En Estados Unidos, como contagiadas por un nuevo virus, muchedumbres afiebradas se entregan con una pasión indómita (digna de peor causa) a la tarea de ajusticiar estatuas. Excusándose irresponsablemente tras la justificación de condenar el racismo, comenzaron derribando los monumentos de algunas personalidades sureñas que defendieron el derecho a poseer esclavos durante la Guerra de Secesión… pero han terminado dando de bruces contra el suelo al mismísimo George Washington, quien ciertamente tuvo esclavos, pero en una época cuando la mayoría de las sociedades del planeta lo consideraban “normal”.
El derribo de símbolos del oprobio es una constate en la historia. Cada vez que cae un dictador en la vida real, las estatuas y pinturas con las que estos tiranos narcisistas suelen “adornar” al país víctima de sus desmanes, lo imitan en un efecto dominó. Pero esa es una reacción lógica e inmediata de una ciudadanía contra la pata que tuvieron montada a costa de su dignidad, su libertad y la propia vida. Ahora, ¿cuál es la obsesión contra Cristóbal Colón? Es innegable que le tocó ser el ariete de un proceso histórico fatal para los habitantes de este continente, pero él pertenecía a una civilización distinta y mucho más cruel que la nuestra. Es soberanamente estúpido juzgar con la moralidad de hoy, definitivamente más humanitaria, a quien vivió bajo los preceptos de su sociedad hace medio siglo.
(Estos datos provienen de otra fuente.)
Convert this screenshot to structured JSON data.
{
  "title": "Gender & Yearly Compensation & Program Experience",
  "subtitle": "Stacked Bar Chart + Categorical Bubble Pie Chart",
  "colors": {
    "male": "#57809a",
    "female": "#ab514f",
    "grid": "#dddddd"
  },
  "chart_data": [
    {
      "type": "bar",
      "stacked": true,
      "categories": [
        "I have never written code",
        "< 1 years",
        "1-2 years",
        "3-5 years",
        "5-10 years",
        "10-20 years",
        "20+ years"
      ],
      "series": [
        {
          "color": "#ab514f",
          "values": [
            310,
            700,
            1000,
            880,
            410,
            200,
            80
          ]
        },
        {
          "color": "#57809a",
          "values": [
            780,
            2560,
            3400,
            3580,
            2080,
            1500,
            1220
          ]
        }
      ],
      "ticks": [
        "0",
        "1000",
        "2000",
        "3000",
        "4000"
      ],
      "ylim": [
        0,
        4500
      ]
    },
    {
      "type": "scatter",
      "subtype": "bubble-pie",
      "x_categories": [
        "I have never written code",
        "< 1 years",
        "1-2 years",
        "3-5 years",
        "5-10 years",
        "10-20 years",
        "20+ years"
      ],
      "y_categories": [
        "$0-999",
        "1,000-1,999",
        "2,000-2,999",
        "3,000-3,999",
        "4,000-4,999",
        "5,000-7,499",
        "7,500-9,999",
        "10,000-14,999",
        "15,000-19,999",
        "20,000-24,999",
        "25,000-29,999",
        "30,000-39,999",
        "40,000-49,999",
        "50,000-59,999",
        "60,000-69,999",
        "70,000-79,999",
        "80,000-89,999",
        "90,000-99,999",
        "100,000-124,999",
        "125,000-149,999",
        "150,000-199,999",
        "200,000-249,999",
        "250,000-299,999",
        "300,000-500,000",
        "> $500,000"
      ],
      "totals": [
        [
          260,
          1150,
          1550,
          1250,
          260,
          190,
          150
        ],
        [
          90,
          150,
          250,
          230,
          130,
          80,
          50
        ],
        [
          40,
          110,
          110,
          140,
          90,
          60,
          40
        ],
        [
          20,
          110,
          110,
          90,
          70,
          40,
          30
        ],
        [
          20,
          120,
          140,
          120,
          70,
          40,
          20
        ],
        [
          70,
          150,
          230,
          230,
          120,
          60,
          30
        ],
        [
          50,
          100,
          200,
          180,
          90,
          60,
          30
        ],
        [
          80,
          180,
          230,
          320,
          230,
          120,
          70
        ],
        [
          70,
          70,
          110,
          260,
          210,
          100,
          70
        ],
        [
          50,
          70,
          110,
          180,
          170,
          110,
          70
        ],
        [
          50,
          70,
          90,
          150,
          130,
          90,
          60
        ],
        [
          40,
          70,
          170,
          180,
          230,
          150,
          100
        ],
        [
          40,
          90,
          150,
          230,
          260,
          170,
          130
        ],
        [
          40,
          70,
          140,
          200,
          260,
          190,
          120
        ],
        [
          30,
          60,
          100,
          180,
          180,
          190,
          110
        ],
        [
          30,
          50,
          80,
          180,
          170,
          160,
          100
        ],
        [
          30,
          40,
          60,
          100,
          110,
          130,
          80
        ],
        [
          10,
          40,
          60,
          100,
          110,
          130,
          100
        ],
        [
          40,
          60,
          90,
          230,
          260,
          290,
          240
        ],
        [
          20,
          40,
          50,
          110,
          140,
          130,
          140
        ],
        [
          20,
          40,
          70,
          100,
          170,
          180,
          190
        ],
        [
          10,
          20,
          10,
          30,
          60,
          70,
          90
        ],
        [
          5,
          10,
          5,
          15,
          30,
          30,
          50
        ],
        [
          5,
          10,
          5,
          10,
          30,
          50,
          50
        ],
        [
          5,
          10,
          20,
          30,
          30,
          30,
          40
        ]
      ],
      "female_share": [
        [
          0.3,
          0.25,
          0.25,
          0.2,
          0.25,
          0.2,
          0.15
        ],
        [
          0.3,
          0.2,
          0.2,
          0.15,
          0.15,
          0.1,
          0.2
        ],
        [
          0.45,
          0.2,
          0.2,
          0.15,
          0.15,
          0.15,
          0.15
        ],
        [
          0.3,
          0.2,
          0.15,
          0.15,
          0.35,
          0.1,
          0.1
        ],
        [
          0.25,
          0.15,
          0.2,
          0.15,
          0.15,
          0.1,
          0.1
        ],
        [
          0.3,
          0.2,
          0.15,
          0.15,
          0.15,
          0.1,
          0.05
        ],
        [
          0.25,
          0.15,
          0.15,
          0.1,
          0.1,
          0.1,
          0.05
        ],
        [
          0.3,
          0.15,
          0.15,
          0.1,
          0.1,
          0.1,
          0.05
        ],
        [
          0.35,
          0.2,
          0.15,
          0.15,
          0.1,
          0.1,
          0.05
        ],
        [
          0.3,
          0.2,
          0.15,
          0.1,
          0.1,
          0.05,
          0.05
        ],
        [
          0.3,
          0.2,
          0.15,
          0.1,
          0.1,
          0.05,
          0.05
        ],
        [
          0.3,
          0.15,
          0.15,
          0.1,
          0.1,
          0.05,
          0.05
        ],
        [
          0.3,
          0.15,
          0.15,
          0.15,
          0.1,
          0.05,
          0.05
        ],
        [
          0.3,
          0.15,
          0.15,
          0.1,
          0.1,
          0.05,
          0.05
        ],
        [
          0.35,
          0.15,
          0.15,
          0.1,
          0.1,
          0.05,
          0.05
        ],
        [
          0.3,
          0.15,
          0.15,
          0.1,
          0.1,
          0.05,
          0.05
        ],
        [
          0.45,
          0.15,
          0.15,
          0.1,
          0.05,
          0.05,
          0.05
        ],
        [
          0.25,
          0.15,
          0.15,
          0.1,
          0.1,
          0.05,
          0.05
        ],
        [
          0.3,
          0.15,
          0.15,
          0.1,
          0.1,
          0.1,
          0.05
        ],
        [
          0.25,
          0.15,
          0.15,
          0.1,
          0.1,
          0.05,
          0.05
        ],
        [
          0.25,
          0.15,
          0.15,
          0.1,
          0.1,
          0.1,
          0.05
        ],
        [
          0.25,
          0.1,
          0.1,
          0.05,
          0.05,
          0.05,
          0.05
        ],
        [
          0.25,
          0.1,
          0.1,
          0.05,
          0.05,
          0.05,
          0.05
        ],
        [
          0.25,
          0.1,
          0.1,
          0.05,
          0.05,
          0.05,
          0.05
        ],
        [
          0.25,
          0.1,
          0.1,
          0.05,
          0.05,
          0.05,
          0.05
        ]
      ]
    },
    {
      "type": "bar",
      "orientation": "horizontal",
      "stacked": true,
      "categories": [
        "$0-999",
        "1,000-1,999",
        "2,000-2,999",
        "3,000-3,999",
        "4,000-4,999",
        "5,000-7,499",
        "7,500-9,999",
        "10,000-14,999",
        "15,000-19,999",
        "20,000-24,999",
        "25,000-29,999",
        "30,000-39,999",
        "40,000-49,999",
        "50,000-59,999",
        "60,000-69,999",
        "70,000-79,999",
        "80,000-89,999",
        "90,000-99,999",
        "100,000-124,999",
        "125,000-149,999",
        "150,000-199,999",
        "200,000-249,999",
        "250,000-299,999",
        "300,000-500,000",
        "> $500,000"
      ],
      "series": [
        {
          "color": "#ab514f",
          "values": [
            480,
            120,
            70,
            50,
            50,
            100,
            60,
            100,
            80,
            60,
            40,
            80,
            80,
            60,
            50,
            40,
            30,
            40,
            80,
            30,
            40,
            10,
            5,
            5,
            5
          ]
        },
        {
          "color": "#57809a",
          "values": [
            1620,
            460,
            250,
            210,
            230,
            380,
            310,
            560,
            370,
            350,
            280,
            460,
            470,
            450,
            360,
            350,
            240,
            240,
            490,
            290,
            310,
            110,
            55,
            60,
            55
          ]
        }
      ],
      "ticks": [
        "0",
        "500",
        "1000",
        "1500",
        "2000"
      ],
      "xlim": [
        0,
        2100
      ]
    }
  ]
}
No se trata de sacralizar un pedazo de bronce. Ni siquiera de quejarse por la destrucción de propiedad pública -que ya es bastante y los instigadores deberían ser enjuiciados por eso-, se trata de volver a “arreglar” problemas estructurales con soluciones simbólicas. Aunque más violento y vandálico, en esencia este fenómeno es igual que la estupidez de enmendar el racismo llamando a los negros “afrodescendientes” y corregir el machismo diciendo “todos y todas”. La culpa no yace en las palabras, ni los problemas en una escultura.